ACS ResearchLink: Connecting Law Students and Lawyers Committed To Justice

  • Public interest lawyers, law students and law professors should be alert to ACS ResearchLink. ACS ResearchLink, now in its third year, is an innovative on-line resource for the legal community. The project leverages previously untapped resources to generate and shares new ideas about important legal issues, while engaging the next generation of lawyers in addressing vital law and policy issues.

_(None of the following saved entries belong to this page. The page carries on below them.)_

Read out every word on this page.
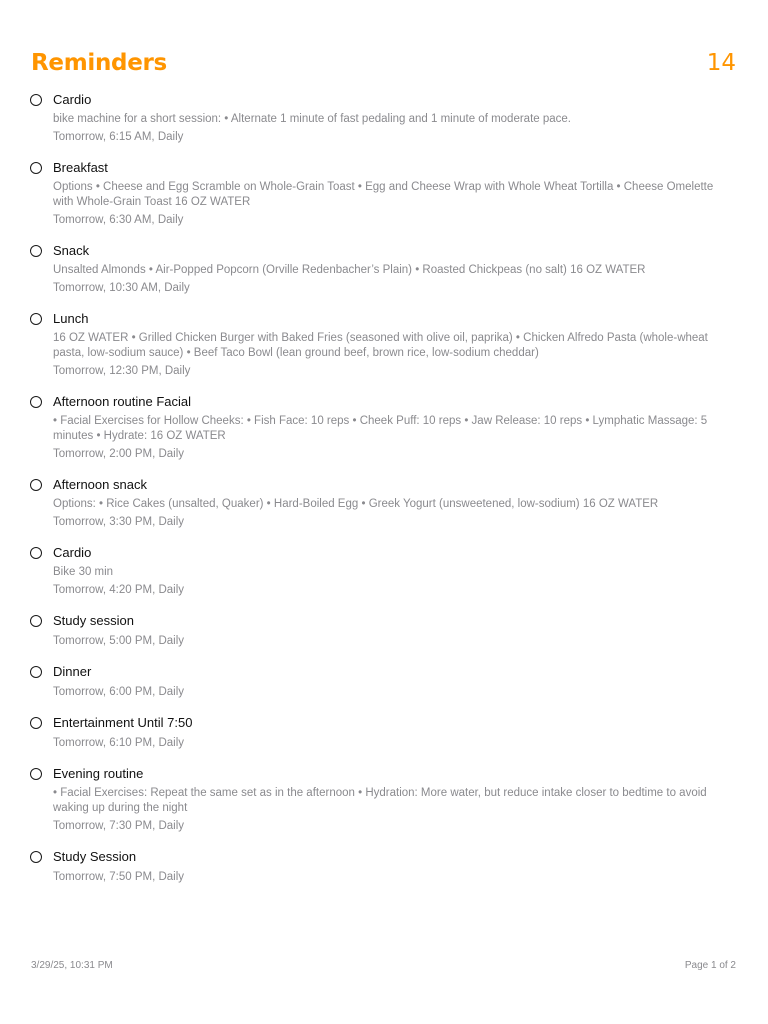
Reminders	14
Cardio
bike machine for a short session: • Alternate 1 minute of fast pedaling and 1 minute of moderate pace.
Tomorrow, 6:15 AM, Daily
Breakfast
Options • Cheese and Egg Scramble on Whole-Grain Toast • Egg and Cheese Wrap with Whole Wheat Tortilla • Cheese Omelette with Whole-Grain Toast 16 OZ WATER
Tomorrow, 6:30 AM, Daily
Snack
Unsalted Almonds • Air-Popped Popcorn (Orville Redenbacher’s Plain) • Roasted Chickpeas (no salt) 16 OZ WATER
Tomorrow, 10:30 AM, Daily
Lunch
16 OZ WATER • Grilled Chicken Burger with Baked Fries (seasoned with olive oil, paprika) • Chicken Alfredo Pasta (whole-wheat pasta, low-sodium sauce) • Beef Taco Bowl (lean ground beef, brown rice, low-sodium cheddar)
Tomorrow, 12:30 PM, Daily
Afternoon routine Facial
• Facial Exercises for Hollow Cheeks: • Fish Face: 10 reps • Cheek Puff: 10 reps • Jaw Release: 10 reps • Lymphatic Massage: 5 minutes • Hydrate: 16 OZ WATER
Tomorrow, 2:00 PM, Daily
Afternoon snack
Options: • Rice Cakes (unsalted, Quaker) • Hard-Boiled Egg • Greek Yogurt (unsweetened, low-sodium) 16 OZ WATER
Tomorrow, 3:30 PM, Daily
Cardio
Bike 30 min
Tomorrow, 4:20 PM, Daily
Study session
Tomorrow, 5:00 PM, Daily
Dinner
Tomorrow, 6:00 PM, Daily
Entertainment Until 7:50
Tomorrow, 6:10 PM, Daily
Evening routine
• Facial Exercises: Repeat the same set as in the afternoon • Hydration: More water, but reduce intake closer to bedtime to avoid waking up during the night
Tomorrow, 7:30 PM, Daily
Study Session
Tomorrow, 7:50 PM, Daily
3/29/25, 10:31 PM	Page 1 of 2
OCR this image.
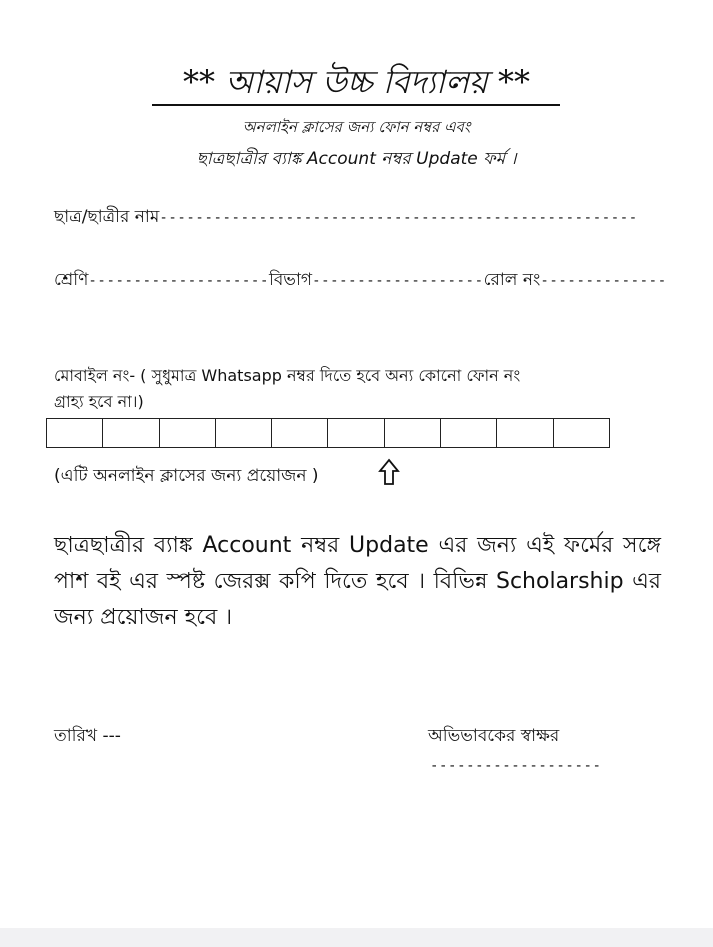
** আয়াস উচ্চ বিদ্যালয় **
অনলাইন ক্লাসের জন্য ফোন নম্বর এবং
ছাত্রছাত্রীর ব্যাঙ্ক Account নম্বর Update ফর্ম ।
ছাত্র/ছাত্রীর নাম-----------------------------------------------------
শ্রেণি--------------------বিভাগ-------------------রোল নং--------------
মোবাইল নং- ( সুধুমাত্র Whatsapp নম্বর দিতে হবে অন্য কোনো ফোন নং
গ্রাহ্য হবে না।)
(এটি অনলাইন ক্লাসের জন্য প্রয়োজন )
ছাত্রছাত্রীর ব্যাঙ্ক Account নম্বর Update এর জন্য এই ফর্মের সঙ্গে পাশ বই এর স্পষ্ট জেরক্স কপি দিতে হবে । বিভিন্ন Scholarship এর জন্য প্রয়োজন হবে ।
তারিখ ---	অভিভাবকের স্বাক্ষর
-------------------
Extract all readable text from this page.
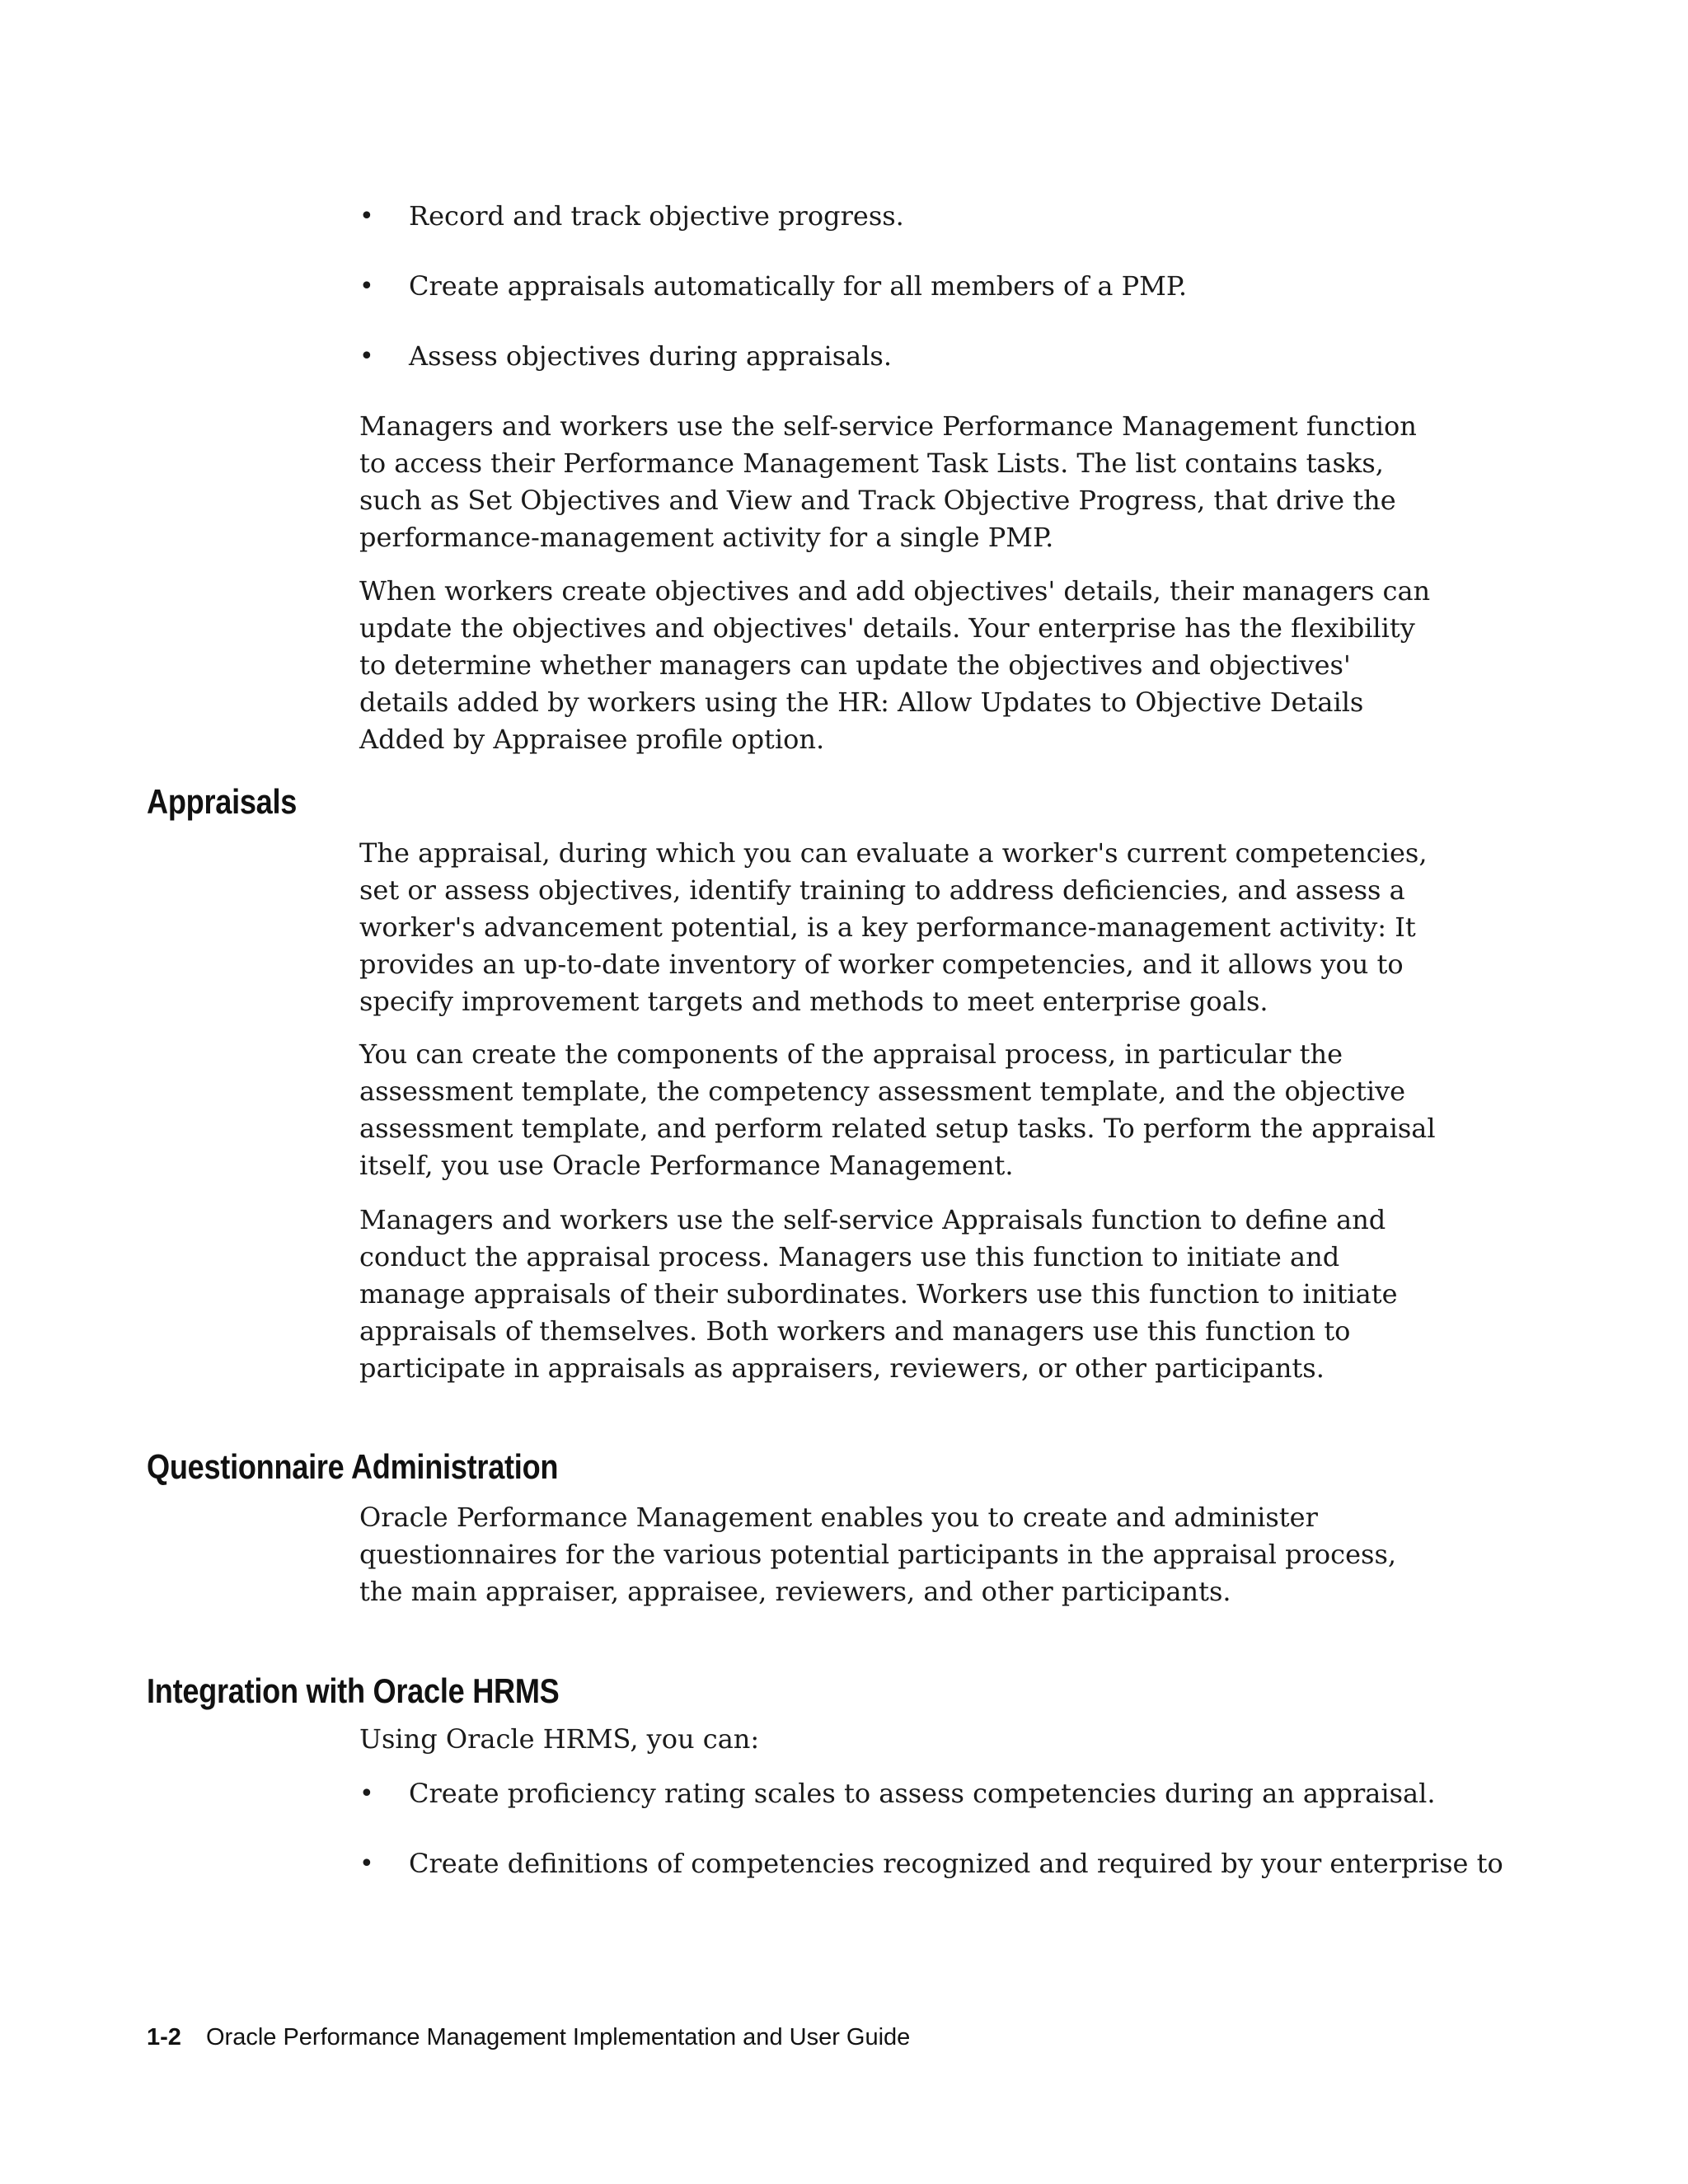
• Record and track objective progress.
• Create appraisals automatically for all members of a PMP.
• Assess objectives during appraisals.

Managers and workers use the self-service Performance Management function to access their Performance Management Task Lists. The list contains tasks, such as Set Objectives and View and Track Objective Progress, that drive the performance-management activity for a single PMP.

When workers create objectives and add objectives' details, their managers can update the objectives and objectives' details. Your enterprise has the flexibility to determine whether managers can update the objectives and objectives' details added by workers using the HR: Allow Updates to Objective Details Added by Appraisee profile option.

Appraisals

The appraisal, during which you can evaluate a worker's current competencies, set or assess objectives, identify training to address deficiencies, and assess a worker's advancement potential, is a key performance-management activity: It provides an up-to-date inventory of worker competencies, and it allows you to specify improvement targets and methods to meet enterprise goals.

You can create the components of the appraisal process, in particular the assessment template, the competency assessment template, and the objective assessment template, and perform related setup tasks. To perform the appraisal itself, you use Oracle Performance Management.

Managers and workers use the self-service Appraisals function to define and conduct the appraisal process. Managers use this function to initiate and manage appraisals of their subordinates. Workers use this function to initiate appraisals of themselves. Both workers and managers use this function to participate in appraisals as appraisers, reviewers, or other participants.

Questionnaire Administration

Oracle Performance Management enables you to create and administer questionnaires for the various potential participants in the appraisal process, the main appraiser, appraisee, reviewers, and other participants.

Integration with Oracle HRMS

Using Oracle HRMS, you can:

• Create proficiency rating scales to assess competencies during an appraisal.
• Create definitions of competencies recognized and required by your enterprise to
1-2 Oracle Performance Management Implementation and User Guide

In a nutshell, the program works by having public interest practitioners submit legal research topics for law students to write on under faculty supervision for academic credit. The topic authors receive copies of the resulting articles and the best papers are published in the searchable ACS ResearchLink e-library. Law students using ACS ResearchLink are also encouraged to have their works published in printed journals. ResearchLink papers have been published in journals including the California Law Review, the Oklahoma Law Review and the San Francisco Law Review.

    Public interest lawyers can get involved today by visiting the ACS ResearchLink Web site and proposing research topics for law students to explore. Law students eager to make connections with public interest lawyers and for their legal scholarship to have a real world application should search the database for available topics. Students can also help promote ACS ResearchLink by making sure their classmates, professors and law review or journal editors are aware of the resource.

    If you have questions, are able to help spread the word about this unique opportunity or have ideas on how to promote it, please contact Virginia Adams Marentette at vmarentette@ACSLaw.org or send an e-mail to ResearchLink@acslaw.org




Tools for ‘Academic Job-Seekers’

  • Today ACSblog is launching a new feature that will periodically provide practical advice for law students, lawyers and others in the legal and policy community. The inaugural post highlights efforts of The University of Chicago law professor Brian Leiter in helping students and graduates pursue careers in legal academia. Though Leiter's information for "Academic Job-Seekers," contains some Chicago-specific advice, it offers a great deal of general information for those interested in legal academic careers. See here for a handbook containing information, created by Leiter, on the academic job market.

    We hope you enjoy the new ACSblog "practical advice" feature.